I used to hate English classes in high school. Especially research papers and, well, any paper more than a page long lol. I would put them off until the last minute. Seriously, I would stay up until 4am the night before they were due, having just started it that day. In college I wrote a paper on procrastination, which I wrote 2 hrs before class after 2 weeks of having the assignment. I just never liked writing. Except for poetry, I did like writing poetry (although I would also put it off until the last minute, usually in the 5 minutes before I had to stand up to read it lol).
Somehow though, I managed to get perfect A's in all my English classes. I hated it but I could B.S. like nobody's business. How many people do you know who could write a 10-page paper on taking care of the environment in 3 hrs the night before it's due and still get a 95%? So although I hated writing, I did pretty good at it.
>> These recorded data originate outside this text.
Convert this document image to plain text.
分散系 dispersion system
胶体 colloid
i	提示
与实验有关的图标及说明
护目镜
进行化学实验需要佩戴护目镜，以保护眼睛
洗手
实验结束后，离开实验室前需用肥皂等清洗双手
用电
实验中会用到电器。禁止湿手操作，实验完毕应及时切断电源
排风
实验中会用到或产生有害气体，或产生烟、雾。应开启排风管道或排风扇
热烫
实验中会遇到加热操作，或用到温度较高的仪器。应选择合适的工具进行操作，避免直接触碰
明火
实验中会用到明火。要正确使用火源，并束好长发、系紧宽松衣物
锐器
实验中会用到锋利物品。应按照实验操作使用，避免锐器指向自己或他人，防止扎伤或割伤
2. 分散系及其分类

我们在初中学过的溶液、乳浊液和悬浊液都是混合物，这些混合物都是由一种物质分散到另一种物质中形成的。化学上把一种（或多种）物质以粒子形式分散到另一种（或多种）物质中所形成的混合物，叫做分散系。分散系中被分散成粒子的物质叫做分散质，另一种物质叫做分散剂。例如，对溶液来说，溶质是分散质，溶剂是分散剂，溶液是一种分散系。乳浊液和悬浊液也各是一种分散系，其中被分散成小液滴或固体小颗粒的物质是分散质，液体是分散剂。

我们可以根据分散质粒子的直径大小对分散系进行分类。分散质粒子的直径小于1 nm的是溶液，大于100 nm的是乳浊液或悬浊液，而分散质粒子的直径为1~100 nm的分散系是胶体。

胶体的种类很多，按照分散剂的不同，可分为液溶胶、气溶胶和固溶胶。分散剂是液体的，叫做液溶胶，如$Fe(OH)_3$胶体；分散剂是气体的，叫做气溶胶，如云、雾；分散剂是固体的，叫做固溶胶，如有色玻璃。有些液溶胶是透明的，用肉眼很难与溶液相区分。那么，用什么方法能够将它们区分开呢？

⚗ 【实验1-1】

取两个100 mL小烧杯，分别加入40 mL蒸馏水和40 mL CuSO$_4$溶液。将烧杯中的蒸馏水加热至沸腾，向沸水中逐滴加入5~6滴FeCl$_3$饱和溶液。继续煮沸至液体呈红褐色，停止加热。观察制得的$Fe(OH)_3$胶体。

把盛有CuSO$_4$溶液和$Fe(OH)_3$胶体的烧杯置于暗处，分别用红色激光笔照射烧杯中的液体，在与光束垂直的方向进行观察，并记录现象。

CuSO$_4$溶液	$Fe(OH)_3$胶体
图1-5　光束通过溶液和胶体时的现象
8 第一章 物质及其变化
Now I have the reverse problem. I want to write, but it seems that every creative bone in my body got broken in the process of having kids. I can get an idea, but it can't get any farther than that, I just draw a blank. They lack embellishment, supporting stuff, and the all important B.S. I used to use so often. I'm all B.S.'ed out. Sometimes I wish I could write a book, but although I can think of a story I can't think of anything to fill it with. I read a lot of books and just think of how much genius these writers have, and I know I lack whatever it is they use in their brain to come up with that stuff.
Does anyone have any ideas on how to breath life into my dying creativity? There must be something I can do to get my brain in gear.